On n’a pas de souci avec ce point de vue-là sauf que la manière, très maladroite finalement dont le texte était construit, interdisait de fait le recours au logiciel libre. C’était notamment un problème de responsabilité : si une fraude était détectée, ça pouvait remonter systématiquement vers l’éditeur initial. En gros, ça imposait aux éditeurs de logiciels libres de faire des boîtes noires, donc complètement bien sûr incompatible avec la liberté de modification des logiciels libres.

C’est l'éditeur du logiciel Pastèque4, qui est un membre de l’April, qui est un des premiers à avoir identifié ce souci-là, ce gros danger. On a travaillé avec lui, on a discuté, on a échangé. On a réussi à avoir un rendez-vous à Bercy dès janvier 2016 et ça a été un rendez-vous constructif, pour le coup. Pour l’anecdote, un des directeurs qui était présent, je ne sais plus quelle fonction spécifique il avait, mais qui représentait la Direction générale des impôts, avait lu la dépêche5 de cet éditeur sur linuxfr.org ; il avait remonté toutes les contributions ; vraiment il s’était intéressé réellement à ce sujet-là. On avait des gens en face de nous, qui, vraiment, étaient dans une optique : « OK, on comprend vos problématiques, on comprend que le Libre est important, qu’il y a un vrai écosystème derrière », et qui ont travaillé avec nous.

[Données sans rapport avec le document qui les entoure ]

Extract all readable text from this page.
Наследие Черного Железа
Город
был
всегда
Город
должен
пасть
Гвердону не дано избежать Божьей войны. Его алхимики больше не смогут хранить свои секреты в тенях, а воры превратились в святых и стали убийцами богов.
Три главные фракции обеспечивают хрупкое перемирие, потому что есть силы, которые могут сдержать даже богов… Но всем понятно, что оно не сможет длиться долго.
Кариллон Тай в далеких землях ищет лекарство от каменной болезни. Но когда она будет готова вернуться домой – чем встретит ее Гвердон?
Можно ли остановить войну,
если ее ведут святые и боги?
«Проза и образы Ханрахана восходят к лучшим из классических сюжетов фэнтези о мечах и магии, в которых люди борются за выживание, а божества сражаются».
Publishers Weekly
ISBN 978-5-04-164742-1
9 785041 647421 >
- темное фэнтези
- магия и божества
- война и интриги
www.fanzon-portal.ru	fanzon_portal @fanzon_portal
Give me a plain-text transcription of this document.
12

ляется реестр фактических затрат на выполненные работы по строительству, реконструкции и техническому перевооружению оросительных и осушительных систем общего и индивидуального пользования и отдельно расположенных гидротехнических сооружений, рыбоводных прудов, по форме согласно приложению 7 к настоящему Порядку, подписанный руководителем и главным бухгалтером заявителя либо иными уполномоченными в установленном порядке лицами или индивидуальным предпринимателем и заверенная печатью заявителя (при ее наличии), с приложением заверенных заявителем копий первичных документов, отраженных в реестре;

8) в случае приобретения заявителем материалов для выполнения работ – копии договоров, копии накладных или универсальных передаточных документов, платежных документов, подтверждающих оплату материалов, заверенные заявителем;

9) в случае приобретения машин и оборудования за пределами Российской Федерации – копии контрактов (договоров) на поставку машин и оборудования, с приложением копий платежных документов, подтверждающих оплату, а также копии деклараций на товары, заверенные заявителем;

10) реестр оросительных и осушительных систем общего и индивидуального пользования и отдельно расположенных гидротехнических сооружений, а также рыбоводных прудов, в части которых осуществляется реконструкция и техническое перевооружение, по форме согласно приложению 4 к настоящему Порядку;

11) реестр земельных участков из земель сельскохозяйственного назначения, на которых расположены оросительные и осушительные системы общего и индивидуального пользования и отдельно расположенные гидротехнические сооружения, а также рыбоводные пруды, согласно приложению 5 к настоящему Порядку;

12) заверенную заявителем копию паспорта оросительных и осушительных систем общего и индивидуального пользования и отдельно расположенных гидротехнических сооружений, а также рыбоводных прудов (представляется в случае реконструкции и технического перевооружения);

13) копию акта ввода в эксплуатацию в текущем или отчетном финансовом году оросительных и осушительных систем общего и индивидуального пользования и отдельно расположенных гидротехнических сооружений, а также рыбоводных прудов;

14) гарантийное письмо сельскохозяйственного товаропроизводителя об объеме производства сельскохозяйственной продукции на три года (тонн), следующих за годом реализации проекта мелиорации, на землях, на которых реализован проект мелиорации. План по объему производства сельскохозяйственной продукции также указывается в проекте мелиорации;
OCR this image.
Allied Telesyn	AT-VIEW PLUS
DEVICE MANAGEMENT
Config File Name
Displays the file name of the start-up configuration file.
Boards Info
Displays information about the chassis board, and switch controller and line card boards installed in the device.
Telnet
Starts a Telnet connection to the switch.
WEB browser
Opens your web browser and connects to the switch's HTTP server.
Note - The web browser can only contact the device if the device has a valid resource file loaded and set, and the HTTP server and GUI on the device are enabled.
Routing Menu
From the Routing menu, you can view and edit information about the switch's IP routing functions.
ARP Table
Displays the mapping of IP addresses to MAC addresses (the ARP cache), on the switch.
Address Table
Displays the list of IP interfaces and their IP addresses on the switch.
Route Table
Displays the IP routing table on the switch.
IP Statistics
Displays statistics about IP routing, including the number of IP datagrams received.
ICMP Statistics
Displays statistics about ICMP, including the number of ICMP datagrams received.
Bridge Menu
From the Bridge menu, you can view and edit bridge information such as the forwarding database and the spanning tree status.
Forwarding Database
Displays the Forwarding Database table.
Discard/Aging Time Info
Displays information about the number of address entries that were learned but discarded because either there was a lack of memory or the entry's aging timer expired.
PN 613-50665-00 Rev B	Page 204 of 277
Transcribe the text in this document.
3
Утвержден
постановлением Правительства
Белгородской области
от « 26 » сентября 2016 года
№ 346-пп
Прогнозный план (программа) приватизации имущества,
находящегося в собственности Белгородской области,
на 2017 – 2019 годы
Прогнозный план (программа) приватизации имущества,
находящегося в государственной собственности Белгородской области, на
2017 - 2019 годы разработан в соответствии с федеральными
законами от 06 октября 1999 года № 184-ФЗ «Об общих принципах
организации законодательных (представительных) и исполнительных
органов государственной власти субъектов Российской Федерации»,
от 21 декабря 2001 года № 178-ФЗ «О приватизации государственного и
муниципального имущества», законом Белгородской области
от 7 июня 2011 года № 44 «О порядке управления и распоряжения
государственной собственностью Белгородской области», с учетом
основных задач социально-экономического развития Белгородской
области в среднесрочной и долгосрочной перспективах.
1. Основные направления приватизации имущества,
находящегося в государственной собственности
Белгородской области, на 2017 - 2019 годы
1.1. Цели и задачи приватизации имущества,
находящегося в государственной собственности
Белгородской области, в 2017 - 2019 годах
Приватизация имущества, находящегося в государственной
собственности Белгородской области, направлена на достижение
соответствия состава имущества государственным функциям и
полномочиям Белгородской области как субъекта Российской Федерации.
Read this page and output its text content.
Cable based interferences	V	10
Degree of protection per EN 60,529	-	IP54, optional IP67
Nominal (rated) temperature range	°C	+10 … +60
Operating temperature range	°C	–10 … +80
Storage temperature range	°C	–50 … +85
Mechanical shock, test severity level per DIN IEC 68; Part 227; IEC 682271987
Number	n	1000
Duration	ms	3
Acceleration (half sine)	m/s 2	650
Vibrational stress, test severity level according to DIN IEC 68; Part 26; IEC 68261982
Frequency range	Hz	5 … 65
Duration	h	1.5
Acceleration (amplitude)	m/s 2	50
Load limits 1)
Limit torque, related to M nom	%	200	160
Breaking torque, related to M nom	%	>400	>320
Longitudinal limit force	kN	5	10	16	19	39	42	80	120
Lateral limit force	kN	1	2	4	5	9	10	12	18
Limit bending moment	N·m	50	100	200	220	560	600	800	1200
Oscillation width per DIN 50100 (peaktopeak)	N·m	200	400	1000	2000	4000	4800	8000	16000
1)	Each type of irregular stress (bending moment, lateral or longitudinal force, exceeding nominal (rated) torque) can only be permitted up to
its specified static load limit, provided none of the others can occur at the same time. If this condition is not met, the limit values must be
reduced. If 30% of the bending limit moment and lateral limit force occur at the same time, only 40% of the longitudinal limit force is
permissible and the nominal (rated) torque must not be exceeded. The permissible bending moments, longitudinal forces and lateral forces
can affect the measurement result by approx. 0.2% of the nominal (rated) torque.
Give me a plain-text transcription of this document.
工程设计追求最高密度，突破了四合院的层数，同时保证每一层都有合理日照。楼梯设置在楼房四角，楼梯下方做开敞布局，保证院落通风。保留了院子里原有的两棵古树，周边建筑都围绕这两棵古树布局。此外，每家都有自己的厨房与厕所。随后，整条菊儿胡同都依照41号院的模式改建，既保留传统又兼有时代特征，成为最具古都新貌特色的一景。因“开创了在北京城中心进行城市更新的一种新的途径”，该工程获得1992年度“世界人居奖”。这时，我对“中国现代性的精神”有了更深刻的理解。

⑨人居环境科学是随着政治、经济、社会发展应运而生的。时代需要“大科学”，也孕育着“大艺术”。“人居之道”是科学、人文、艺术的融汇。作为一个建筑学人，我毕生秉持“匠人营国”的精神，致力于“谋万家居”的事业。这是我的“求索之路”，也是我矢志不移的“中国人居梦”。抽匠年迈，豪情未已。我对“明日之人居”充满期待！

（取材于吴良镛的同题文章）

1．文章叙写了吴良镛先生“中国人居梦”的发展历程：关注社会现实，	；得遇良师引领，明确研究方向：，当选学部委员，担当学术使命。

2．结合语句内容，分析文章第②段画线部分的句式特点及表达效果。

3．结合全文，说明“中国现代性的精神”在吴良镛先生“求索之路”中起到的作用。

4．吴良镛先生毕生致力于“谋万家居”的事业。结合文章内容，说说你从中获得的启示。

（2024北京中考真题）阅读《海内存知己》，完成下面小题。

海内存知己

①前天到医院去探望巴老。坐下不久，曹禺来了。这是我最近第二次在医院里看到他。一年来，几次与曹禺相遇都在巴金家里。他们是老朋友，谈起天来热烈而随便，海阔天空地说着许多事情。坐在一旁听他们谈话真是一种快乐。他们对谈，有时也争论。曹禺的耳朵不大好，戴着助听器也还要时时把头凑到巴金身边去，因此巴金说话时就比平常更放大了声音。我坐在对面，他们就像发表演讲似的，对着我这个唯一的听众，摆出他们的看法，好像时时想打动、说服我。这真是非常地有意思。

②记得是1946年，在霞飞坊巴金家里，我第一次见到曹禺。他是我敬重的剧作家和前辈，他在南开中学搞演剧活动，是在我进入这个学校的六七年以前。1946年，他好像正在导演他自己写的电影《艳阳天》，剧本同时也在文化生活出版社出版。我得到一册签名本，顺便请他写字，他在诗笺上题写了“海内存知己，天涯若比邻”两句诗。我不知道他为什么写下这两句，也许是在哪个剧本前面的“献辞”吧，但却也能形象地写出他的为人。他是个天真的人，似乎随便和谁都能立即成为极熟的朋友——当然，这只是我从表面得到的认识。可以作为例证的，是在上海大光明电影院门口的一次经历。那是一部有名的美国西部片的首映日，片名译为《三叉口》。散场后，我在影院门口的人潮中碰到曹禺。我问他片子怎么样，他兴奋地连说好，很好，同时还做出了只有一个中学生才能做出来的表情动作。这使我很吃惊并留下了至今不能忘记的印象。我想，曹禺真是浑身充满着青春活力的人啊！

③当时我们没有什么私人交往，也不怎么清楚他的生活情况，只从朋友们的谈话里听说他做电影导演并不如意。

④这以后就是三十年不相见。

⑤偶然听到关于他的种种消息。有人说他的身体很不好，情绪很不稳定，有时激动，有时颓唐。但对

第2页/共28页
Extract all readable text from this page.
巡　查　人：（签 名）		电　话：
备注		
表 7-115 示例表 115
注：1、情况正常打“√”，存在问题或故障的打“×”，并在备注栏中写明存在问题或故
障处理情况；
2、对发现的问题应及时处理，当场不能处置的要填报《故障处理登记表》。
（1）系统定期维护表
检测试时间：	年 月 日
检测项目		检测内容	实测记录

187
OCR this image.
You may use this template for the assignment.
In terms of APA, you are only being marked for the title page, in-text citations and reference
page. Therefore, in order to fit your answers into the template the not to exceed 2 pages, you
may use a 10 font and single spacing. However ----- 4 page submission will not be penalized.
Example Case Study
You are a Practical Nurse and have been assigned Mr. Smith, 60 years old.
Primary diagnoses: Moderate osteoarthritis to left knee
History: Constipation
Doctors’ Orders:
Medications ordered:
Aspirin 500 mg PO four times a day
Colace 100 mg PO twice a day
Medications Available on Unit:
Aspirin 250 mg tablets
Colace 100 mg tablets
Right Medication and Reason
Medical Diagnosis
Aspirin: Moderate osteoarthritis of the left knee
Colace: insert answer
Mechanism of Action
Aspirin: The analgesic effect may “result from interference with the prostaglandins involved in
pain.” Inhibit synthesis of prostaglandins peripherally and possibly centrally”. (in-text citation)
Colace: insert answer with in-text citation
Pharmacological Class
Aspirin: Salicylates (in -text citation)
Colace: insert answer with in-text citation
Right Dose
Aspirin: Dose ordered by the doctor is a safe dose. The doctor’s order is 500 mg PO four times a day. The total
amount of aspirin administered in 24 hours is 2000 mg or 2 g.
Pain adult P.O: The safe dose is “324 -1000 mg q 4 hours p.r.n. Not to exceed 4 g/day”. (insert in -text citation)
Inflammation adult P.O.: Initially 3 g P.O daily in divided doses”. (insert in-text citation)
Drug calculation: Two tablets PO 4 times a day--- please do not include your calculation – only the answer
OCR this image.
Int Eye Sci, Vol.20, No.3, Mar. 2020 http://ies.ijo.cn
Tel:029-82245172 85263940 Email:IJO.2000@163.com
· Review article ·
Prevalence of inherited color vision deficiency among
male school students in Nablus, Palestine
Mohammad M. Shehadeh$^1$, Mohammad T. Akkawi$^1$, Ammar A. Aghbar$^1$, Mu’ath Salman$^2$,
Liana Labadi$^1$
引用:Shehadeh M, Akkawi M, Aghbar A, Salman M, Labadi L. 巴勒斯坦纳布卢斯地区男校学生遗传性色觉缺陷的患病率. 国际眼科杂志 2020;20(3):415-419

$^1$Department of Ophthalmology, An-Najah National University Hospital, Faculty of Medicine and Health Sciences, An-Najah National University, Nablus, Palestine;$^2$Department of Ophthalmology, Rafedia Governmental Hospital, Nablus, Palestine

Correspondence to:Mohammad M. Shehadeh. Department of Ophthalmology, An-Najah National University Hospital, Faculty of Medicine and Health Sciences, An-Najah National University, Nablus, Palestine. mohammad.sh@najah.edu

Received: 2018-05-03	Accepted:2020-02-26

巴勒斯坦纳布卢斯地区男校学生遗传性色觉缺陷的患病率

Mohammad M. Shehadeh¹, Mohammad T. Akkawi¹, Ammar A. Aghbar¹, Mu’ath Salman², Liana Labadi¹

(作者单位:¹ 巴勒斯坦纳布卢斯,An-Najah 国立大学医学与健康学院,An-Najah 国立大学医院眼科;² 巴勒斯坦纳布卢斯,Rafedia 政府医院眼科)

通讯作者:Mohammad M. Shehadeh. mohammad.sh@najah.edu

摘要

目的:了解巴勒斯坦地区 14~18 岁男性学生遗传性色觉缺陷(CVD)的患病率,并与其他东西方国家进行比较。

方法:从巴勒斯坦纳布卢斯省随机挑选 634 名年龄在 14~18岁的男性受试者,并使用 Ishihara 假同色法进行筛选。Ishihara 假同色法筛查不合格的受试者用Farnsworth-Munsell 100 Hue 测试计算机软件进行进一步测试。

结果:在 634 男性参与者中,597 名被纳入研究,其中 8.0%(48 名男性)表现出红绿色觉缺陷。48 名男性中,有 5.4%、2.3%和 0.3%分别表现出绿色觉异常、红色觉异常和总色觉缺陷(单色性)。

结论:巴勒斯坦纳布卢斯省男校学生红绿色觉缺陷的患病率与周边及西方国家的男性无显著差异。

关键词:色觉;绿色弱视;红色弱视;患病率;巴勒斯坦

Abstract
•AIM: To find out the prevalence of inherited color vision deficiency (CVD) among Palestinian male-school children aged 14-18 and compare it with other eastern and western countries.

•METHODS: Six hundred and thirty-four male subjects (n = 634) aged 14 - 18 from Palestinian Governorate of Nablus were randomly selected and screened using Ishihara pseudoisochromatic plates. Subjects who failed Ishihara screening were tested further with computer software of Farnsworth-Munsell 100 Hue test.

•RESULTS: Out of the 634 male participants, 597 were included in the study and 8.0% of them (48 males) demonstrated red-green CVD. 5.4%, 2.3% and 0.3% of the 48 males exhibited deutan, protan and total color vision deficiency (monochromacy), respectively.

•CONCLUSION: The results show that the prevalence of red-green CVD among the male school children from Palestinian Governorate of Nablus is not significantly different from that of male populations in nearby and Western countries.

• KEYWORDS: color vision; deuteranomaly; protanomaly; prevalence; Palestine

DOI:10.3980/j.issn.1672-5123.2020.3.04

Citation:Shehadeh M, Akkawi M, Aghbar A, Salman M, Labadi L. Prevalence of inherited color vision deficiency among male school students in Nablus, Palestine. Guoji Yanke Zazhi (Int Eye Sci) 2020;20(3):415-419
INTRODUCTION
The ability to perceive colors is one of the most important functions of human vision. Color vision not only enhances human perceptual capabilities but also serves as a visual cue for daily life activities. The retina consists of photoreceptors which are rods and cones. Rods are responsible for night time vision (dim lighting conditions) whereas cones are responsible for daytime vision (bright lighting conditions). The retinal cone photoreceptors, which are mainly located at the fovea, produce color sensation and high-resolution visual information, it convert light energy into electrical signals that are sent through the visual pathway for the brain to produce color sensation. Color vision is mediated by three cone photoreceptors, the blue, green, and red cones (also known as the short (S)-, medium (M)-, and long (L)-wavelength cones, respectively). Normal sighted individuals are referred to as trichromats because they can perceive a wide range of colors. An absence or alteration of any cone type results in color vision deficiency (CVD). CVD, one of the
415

Il en est ressorti, dans un premier temps, un projet pour BOFiP et puis BOFiP lui-même. Le BOFiP c’est le Bulletin Officiel des Finances Publiques. C’est la doctrine administrative ; c’est comment l’administration entend appliquer la loi. Ce document est extrêmement important parce qu’il est opposable à l’administration ; en fait, il a valeur de loi.

Dans ce BOFiP-là, d’abord un projet mais qui a été ensuite amélioré, notamment avec des appels de contributions. On peut déjà relever les points positifs : définition à peu près cohérente du logiciel libre basé sur les quatre libertés. Surtout la fin, en fait ils ont mis fin à l’interdiction de fait des logiciels libres, en mettant fin à un système de responsabilité infinie. Ils ont fait ça en définissant l’éditeur. Après, dans la pratique, ça reste flou, mais c’est un premier pas dans la bonne direction, on va dire, basé sur une différence entre ce qui va correspondre à des modifications triviales et des modifications non triviales, donc qui vont toucher aux quatre conditions que j’évoquais. L’éditeur sera le dernier à avoir fait une modification concernant ces quatre conditions-là.

Donc tant que les modifications concernent des choses triviales il n’y a pas de souci : l’attestation, la certification donnée reste valide. Par contre, si l’utilisateur touche et devient donc éditeur, à une des quatre conditions, il devra faire certifier ou attester le logiciel. Après, le texte est très complexe.

Problème sur l’attestation. On prend un exemple, le problème de l’auto attestation. Si effectivement moi je suis un geek, je suis capable de modifier pour moi-même de manière à peu près correcte, si je veux attester pour moi-même de la validité du truc sans avoir besoin de passer par une certification ou aller chercher une attestation ailleurs, il faut que j’aie un code NACE [Nomenclature statistique des Activités économiques dans la Communauté Européenne]. C’est une nomenclature européenne qui est très précise, c’est très rigide par rapport, finalement, à l’intention qui est derrière. C’est quelque chose qu’on va essayer de faire évoluer. Sur le champ de l’application, de base, ça évolue heureusement, on ne savait pas trop. On sentait que, dans le texte, normalement c’était limité aux fonctionnalités d’encaissement. Les autorités certifiantes avaient l’air de dire la même chose, mais ce n’était pas sûr, donc il y avait une vraie insécurité juridique.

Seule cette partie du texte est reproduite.